Summary: “Let every nation know, whether it wishes us well or ill, that we shall pay any price, bear any burden, meet any hardship, support any friend, oppose any foe to assure the survival and the success of liberty.” --John F. Kennedy Inaugural Address Washingt
SERMONIC / WORSHIP THEME
Opening Statement: “Let every nation know, whether it wishes us well or ill, that we shall pay any price, bear any burden, meet any hardship, support any friend, oppose any foe to assure the survival and the success of liberty.” --John F. Kennedy Inaugural Address Washington, D.C. January 20, 1961.
Introduction: Tomorrow is Veteran’s Day and throughout this nation those words will be echoed in the memory of United States veterans around the world. Wherever our nation’s flag flies, people will pause to remember the price that was paid and is being paid for the freedoms that we enjoy. Today, we pause to remember as well. We want to honor and esteem all veterans and especially those veterans who are with us in the worship service today. [Have them to stand and the congregation to applaud]
Illustration: We have a visual representation of the sacrifice that these and others like these have made on our behalf.

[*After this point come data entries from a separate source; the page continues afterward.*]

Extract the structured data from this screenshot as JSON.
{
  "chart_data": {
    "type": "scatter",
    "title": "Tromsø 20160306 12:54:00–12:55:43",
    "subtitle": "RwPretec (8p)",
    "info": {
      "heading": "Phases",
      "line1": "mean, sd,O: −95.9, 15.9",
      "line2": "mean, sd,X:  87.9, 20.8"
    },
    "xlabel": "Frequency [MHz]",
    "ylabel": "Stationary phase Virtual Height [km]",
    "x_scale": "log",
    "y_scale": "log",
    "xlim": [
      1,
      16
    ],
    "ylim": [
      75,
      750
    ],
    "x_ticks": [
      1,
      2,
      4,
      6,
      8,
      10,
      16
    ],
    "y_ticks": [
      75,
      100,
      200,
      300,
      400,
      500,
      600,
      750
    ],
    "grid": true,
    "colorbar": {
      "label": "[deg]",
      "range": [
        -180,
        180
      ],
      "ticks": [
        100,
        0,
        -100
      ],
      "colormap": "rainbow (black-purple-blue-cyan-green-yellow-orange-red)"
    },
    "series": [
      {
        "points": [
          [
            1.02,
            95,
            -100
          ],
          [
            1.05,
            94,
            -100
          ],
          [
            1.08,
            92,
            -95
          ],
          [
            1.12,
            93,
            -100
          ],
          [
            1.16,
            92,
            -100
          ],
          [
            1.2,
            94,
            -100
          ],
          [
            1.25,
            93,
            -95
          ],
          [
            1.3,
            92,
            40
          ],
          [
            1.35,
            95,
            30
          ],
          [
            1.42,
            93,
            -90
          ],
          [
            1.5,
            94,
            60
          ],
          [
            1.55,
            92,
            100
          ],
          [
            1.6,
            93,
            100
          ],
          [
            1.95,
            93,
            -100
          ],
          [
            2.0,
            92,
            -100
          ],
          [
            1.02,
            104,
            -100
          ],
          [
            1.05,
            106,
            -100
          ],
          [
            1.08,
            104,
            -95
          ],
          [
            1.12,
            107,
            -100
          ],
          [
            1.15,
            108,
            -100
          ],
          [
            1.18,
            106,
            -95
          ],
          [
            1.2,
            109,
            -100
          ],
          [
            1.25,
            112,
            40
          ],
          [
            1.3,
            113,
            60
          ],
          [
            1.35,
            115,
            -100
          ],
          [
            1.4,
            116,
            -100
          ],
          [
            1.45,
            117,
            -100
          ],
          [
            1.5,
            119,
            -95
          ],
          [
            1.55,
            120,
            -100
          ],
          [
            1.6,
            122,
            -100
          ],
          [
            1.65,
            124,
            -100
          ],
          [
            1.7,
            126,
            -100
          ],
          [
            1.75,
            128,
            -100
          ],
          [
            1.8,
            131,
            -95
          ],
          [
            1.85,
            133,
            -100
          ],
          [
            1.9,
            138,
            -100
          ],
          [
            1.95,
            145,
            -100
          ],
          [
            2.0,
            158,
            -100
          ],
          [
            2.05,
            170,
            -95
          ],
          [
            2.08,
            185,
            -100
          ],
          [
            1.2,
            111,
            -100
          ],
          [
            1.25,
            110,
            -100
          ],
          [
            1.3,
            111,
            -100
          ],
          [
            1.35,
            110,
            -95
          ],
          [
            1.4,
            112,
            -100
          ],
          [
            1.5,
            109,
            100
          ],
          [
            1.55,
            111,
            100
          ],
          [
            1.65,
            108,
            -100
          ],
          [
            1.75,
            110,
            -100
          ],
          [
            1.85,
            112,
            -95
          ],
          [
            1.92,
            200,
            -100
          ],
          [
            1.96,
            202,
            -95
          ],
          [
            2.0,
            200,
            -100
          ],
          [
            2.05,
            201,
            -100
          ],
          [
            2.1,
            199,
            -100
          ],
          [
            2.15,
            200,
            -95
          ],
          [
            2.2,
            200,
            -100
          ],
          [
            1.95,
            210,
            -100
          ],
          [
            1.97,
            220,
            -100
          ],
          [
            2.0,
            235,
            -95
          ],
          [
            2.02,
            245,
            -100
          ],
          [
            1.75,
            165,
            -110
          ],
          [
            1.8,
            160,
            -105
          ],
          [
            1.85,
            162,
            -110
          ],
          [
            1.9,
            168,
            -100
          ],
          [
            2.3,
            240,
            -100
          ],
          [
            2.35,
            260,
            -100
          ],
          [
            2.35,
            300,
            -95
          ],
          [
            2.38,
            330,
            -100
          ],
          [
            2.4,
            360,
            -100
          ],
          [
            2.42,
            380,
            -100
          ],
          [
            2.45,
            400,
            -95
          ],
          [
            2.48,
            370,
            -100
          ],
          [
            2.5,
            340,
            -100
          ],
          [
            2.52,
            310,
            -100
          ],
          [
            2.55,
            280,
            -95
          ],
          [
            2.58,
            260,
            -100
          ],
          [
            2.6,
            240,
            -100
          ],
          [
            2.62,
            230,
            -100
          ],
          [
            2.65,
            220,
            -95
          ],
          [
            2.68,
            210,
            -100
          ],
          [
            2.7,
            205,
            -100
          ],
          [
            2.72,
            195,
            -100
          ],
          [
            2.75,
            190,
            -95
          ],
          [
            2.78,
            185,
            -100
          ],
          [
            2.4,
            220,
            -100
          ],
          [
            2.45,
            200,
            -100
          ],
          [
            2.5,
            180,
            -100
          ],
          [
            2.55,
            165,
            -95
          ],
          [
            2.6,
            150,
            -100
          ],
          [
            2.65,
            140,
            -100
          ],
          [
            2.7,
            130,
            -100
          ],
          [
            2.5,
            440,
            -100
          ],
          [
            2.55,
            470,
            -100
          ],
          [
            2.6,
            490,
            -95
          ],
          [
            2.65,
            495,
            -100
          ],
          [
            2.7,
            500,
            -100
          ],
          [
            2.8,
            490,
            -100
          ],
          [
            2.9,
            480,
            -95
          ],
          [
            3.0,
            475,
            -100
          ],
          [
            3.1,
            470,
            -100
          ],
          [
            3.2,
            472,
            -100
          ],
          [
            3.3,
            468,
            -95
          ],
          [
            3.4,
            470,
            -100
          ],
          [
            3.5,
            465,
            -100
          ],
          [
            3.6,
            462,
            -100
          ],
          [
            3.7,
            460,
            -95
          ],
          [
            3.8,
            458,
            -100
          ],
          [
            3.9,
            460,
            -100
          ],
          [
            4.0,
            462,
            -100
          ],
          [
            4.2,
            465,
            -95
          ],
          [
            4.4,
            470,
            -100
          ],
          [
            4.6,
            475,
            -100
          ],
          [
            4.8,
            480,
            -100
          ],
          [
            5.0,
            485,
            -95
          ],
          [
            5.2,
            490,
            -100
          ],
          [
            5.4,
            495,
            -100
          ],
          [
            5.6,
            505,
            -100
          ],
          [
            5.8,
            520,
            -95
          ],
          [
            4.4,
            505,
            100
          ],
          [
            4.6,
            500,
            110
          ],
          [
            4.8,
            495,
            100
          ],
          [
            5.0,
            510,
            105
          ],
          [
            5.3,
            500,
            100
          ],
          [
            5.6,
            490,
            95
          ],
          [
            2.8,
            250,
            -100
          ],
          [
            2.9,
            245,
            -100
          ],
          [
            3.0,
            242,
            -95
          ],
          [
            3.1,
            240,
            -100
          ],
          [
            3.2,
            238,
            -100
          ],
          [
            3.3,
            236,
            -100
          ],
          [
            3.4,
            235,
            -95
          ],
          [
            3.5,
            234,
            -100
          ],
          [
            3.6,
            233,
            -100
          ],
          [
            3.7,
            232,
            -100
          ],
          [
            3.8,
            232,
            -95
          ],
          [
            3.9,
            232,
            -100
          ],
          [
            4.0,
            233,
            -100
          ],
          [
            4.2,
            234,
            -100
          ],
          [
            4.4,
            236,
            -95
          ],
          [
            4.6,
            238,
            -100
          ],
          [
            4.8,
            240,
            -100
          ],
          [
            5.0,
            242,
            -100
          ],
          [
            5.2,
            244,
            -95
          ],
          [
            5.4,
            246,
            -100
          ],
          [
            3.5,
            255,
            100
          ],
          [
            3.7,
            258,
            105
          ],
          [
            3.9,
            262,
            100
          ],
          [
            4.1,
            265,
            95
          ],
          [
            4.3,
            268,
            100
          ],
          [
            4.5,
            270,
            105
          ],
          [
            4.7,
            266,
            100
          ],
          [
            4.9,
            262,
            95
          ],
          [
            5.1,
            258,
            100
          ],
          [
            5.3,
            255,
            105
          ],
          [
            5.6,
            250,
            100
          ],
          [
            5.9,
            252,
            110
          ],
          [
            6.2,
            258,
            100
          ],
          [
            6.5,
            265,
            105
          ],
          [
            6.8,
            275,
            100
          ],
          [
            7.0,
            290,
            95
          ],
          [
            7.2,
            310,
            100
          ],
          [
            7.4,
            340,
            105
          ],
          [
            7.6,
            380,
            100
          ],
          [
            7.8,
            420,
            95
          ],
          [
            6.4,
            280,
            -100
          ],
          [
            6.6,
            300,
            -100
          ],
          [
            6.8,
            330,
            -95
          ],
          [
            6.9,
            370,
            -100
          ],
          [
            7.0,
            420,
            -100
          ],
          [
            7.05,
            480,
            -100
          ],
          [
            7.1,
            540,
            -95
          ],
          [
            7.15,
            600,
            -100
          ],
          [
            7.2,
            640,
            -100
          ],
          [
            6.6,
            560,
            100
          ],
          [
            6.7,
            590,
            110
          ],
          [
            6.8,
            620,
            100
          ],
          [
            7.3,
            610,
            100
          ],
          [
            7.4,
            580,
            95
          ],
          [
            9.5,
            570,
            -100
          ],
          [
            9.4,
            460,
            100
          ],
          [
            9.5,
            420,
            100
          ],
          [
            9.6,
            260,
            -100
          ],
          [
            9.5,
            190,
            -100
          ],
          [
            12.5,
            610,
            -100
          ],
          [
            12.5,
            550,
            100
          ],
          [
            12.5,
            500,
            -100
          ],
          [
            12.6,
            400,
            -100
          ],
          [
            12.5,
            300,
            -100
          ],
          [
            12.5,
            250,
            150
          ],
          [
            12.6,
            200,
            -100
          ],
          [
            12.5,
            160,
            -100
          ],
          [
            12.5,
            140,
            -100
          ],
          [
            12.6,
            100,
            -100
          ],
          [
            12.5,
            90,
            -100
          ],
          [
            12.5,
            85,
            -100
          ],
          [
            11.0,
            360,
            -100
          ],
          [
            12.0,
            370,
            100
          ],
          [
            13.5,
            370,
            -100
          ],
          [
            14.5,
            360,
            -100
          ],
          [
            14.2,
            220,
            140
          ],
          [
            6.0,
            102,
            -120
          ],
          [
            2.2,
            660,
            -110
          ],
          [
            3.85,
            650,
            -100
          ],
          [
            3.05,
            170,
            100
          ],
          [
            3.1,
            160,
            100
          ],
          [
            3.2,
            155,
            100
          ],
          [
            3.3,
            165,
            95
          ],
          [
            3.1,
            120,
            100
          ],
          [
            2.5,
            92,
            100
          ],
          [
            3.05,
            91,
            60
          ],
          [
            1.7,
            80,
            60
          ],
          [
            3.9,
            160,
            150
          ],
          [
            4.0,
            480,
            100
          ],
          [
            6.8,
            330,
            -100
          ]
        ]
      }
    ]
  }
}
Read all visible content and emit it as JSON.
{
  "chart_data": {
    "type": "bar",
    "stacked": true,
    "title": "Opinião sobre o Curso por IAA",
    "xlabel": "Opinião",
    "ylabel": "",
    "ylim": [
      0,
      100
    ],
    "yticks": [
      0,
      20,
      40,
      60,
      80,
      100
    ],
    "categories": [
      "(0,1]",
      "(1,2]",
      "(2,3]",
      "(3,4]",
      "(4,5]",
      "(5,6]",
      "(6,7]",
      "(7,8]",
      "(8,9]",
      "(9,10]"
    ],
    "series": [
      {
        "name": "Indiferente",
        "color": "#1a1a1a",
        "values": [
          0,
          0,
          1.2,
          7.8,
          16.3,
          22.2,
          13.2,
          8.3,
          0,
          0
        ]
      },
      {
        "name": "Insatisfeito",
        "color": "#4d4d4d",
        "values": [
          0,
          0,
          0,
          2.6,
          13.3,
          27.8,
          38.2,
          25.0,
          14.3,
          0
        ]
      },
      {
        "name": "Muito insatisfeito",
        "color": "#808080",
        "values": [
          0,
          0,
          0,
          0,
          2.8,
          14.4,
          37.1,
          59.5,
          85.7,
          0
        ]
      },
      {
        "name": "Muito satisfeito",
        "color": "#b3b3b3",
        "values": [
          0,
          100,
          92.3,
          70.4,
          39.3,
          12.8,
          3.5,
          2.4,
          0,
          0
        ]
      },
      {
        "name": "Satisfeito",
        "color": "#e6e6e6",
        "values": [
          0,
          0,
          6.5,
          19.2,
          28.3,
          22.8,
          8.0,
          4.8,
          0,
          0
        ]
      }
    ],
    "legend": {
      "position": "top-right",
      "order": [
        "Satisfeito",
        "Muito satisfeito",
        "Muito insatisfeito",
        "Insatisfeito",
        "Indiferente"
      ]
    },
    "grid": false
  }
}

These visual representations are on our platform every week when you come to worship. They have probably become so common to you that you hardly notice them. You see before you, this morning, are two flags. The American Flag and the Christian Flag. One represents our country and the other represents our Lord and Savior Jesus Christ and His Kingdom. These flags complement one another.
Explanation: Without the American Flag, we might not be able to wave the Christian Flag as freely as we do. Men and women have died in order that we might have the liberty to boldly wave the “Christian” Flag in our churches throughout America. No one stands in our way and we have our veterans to thank for this. On the other hand, without the Christian Flag, men and women who have laid their lives on the line for America could not have done so in confidence and hope without the realization that if they should perish, there is One who has faced death and overcome it and through faith in Him, life and liberty reigns eternal.
Notation: I want to go on record today to say, “I love America.” Even though there are individuals and groups of Americans who seem bent on severing any connection or responsibility to God, I love what we represent to the world. In addition to this and on a far greater level, “I love the Savior and His Kingdom and what that represents to the world.” I can’t imagine a world without churches or Bibles or seminaries and those who bring the Savior’s values and teachings into our communities and families. And when this country, as good and wonderful as it is, fails to meet your needs, there’s a Savior who has promised to supply every need.
Transition: To serve either of these flags and the kingdoms that they represent, one must become a servant. I want us to look at a true servant, a biblical veteran today. I’m going to expand the idea of a veteran to include more than just a military veteran. I have it on good authority to do so.
Definition: Webster’s Dictionary says that a veteran is: n. 1. a person who has had long service or experience in an occupation, office, or the like: (i.e., a veteran of the police force or fire department; veteran school teacher; a veteran NFL player; a veteran homemaker) 2. a person who has served in a military force. 3. one who is experienced through long service or practice… So, while we may be veterans in different areas, there’s one mark that characterizes all true veterans – faithful service. One final time, we will look at the life of Epaphroditus, a man who models service - Christianity in Action!
Title: Servanthood – The Mark of a True Veteran
Text: Philippians 2:25-30
Opening Statement: A few months ago, we began looking at something that I entitled Christianity in Action as it was embodied in a man by the name of Epaphroditus. Epaphroditus went to Rome to be Paul’s assistant (4:14-19). Unfortunately, Epaphroditus had become physically ill after arriving in Rome. Paul sent him back to Philippi with this letter. To help ease this fear of embarrassment due to an early return and to help answer any second-guessing on the part of the church in even sending Epaphroditus in the first place, Paul wrote a very glowing testimony for him, commending him for such incredible service.
Transition: From this testimony, we know that the active Christian life can be described by four METAPHORS for ministry. Paul called Ep a brother, a fellow-worker, and a soldier. The final METAPHOR that we look at today is a servant. This entire passage breathes of servanthood and describes what servants must endure at times.
Recitation: Philippians 2:25 But for now I have considered it necessary to send Epaphroditus to you. For he is my brother, coworker and fellow soldier, and your messenger and minister to me in my need. 2:26 Indeed, he greatly missed all of you and was distressed because you heard that he had been ill. 2:27 In fact he became so ill that he nearly died. But God showed mercy to him—and not to him only, but also to me—so that I would not have grief on top of grief. 2:28 Therefore I am all the more eager to send him, so that when you see him again you can rejoice and I can be free from anxiety. 2:29 So welcome him in the Lord with great joy, and honor people like him, 2:30 since it was because of the work of Christ that he almost died. [Give him a heroes welcome. He did his job, even though he is returning home a little earlier than planned.] He risked his life so that he could make up for your inability to serve me.